The Chinese expectation is that government is there to assist or help; in the US … well, I dunno. What is government for, in the US?  Does the US government have a stated purpose? Or goal? Do Americans have expectations of the federal government?

In our age, one can question whether the US government is meant to assist all its citizens or only sufficiently placate some while letting the oligarchs, America’s version of CCP, reap enormous benefits. We remember Robert Frank’s What's the Matter with Kansas? and Bryan Caplan’s Myth of the Rational Voter and (from 2014)  Members of Congress 14 times more wealthy than average American and Gilens and Page’s Testing Theories of American Politics - Elites, Interest Groups and Average Citizens. Voting as we do it doesn’t seem to live up to its promise of benefiting the entire populace. We do seem to share with China that government in its policies promotes socialism for the rich, capitalism for the poor.

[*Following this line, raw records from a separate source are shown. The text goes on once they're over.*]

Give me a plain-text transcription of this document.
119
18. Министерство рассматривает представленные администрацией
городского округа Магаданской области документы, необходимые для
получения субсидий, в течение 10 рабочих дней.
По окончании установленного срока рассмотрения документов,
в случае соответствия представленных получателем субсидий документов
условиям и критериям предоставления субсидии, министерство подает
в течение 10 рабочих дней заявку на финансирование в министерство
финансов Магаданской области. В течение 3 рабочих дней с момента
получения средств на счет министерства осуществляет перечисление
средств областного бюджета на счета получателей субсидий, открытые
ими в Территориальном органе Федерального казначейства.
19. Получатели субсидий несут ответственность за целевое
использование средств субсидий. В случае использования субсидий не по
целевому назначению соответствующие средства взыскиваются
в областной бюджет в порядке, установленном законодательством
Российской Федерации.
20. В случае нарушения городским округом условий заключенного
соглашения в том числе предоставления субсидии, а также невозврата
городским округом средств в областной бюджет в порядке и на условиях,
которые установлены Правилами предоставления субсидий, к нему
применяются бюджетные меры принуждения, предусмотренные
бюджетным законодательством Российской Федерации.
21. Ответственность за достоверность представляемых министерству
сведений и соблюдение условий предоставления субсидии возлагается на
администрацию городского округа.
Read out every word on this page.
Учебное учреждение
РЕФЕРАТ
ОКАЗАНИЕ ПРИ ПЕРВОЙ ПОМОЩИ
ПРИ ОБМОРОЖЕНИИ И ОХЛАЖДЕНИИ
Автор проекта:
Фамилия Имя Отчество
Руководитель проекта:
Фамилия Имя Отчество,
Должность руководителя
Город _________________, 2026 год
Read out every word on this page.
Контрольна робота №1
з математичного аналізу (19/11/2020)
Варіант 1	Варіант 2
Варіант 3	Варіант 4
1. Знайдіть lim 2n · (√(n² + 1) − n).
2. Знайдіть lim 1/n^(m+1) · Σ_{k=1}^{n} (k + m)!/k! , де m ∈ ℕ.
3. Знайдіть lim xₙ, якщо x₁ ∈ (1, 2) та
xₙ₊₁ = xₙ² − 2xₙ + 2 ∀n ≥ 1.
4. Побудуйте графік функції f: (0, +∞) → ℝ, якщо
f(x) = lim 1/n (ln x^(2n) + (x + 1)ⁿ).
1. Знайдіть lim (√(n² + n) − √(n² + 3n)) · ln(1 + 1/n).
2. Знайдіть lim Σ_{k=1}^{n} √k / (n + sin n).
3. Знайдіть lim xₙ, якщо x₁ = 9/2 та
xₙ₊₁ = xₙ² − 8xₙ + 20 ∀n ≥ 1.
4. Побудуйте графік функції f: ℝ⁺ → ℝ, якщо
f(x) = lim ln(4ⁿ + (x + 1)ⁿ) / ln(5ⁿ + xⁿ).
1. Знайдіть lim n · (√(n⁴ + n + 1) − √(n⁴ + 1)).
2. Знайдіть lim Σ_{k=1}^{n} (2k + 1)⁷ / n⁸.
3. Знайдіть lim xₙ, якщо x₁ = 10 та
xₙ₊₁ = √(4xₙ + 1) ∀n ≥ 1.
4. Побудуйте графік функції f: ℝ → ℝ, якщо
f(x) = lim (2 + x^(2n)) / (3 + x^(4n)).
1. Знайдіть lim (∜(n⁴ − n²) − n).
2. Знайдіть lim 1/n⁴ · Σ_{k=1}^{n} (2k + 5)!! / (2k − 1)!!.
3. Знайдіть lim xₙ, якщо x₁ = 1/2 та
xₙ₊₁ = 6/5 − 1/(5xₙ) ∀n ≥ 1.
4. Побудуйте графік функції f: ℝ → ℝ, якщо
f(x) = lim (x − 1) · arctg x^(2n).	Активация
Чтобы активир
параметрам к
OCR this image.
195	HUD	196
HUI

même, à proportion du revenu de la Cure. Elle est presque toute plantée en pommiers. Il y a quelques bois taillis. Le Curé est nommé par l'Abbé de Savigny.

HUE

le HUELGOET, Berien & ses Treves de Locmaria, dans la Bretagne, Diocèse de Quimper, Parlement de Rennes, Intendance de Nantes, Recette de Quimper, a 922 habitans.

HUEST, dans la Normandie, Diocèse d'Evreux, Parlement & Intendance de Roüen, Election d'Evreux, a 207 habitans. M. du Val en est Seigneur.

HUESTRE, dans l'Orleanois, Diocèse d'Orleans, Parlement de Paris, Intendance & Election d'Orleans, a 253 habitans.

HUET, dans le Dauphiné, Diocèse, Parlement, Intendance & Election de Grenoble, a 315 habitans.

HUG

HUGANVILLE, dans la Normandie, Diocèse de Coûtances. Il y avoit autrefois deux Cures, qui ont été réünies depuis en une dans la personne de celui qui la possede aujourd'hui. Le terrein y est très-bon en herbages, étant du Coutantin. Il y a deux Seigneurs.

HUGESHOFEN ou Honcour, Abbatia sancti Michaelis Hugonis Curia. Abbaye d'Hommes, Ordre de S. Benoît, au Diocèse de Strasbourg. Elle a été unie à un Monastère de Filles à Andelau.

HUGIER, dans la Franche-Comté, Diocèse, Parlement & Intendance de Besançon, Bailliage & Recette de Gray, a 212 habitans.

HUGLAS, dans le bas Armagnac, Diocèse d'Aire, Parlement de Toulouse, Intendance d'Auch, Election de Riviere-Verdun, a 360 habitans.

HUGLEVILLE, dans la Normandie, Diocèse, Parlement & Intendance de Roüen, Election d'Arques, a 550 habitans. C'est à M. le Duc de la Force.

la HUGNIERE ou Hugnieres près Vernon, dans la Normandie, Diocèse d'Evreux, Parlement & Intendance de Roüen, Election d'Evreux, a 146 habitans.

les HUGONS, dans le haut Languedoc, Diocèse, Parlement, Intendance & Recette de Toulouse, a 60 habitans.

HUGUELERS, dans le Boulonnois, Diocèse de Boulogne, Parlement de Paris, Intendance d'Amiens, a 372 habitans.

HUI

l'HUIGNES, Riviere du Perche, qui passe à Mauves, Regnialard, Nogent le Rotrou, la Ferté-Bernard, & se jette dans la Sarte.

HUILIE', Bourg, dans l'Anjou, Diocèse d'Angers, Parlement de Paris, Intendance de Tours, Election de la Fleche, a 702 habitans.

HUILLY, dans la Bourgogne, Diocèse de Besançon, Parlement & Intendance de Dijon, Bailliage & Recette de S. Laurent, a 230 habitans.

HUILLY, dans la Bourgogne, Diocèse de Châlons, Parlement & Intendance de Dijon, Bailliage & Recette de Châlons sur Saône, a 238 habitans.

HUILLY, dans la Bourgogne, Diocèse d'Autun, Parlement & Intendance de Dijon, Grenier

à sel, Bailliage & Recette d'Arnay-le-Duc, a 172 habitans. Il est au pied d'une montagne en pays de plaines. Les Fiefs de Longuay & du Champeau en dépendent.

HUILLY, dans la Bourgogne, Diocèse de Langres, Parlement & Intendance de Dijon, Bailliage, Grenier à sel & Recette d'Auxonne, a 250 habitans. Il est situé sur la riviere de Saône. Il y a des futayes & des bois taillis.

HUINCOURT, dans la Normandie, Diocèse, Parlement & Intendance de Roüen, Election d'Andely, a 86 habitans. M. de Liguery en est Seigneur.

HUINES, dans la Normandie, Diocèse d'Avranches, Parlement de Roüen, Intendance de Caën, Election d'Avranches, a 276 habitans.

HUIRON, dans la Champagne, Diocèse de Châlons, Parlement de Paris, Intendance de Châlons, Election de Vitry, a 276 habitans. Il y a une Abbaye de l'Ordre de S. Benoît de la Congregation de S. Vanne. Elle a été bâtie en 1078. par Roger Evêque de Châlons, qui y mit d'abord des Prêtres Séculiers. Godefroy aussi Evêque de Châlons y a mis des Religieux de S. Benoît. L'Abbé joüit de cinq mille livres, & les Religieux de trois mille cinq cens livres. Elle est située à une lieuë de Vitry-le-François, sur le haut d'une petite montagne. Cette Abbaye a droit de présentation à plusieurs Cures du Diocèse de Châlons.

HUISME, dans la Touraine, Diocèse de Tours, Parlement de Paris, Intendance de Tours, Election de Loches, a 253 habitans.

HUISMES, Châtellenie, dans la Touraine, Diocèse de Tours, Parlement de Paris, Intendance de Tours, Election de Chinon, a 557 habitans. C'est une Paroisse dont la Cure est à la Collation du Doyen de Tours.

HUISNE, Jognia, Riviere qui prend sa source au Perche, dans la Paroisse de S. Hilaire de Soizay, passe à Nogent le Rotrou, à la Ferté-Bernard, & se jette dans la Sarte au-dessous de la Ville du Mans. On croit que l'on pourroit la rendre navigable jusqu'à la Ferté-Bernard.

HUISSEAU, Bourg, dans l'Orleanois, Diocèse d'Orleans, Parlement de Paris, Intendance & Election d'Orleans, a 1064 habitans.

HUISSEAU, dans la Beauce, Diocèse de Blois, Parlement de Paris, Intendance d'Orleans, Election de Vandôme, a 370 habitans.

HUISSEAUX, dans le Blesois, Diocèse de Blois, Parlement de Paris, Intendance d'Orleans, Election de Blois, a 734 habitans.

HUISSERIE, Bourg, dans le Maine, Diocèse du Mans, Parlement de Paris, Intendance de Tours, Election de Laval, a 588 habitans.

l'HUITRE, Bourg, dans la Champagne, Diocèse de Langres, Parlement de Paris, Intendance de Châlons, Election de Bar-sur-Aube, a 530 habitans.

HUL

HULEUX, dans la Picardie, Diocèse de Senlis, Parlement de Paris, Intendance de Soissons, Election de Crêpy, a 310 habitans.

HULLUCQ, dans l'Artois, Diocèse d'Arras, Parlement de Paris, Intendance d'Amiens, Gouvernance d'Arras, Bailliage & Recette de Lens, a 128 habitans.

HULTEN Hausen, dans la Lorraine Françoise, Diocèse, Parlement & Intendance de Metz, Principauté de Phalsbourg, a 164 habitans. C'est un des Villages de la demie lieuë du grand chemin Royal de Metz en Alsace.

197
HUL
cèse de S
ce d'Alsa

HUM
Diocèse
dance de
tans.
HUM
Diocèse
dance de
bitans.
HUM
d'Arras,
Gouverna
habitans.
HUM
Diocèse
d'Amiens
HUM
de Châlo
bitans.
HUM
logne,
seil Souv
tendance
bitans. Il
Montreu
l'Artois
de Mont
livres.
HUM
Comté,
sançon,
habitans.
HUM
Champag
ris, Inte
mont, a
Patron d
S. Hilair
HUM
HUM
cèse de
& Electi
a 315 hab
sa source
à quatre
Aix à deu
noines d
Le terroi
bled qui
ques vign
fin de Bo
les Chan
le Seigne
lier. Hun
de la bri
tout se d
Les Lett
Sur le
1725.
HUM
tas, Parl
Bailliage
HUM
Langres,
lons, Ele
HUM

Our system has been designed to make policy implementation difficult. Separation of powers, branches, independent levels of government, semi-independent role for states, and now party radicalism and oligarchic influence means that paralysis is the standard operating result.

De Tocqueville noted the American penchant for voluntary organization to solve problems. That has been a marvelous American trait, perhaps now disappearing along with civil society. For us, that is dangerous given our political makeup.

In China, there is little concept of voluntary organization for task fulfillment. Might run into government objection. There is no civil society, if by that we mean organizations of people with ideas or proposals counter to government policy. The purpose of politics, task of the government, is to fulfill the historic China destiny of world leadership. If you ask people on the street in Hangzhou, what is the purpose of government, there is a ready answer – “grow GDP.”  What result, do you think, if you ask people on the street in Chicago … what is the purpose of the government?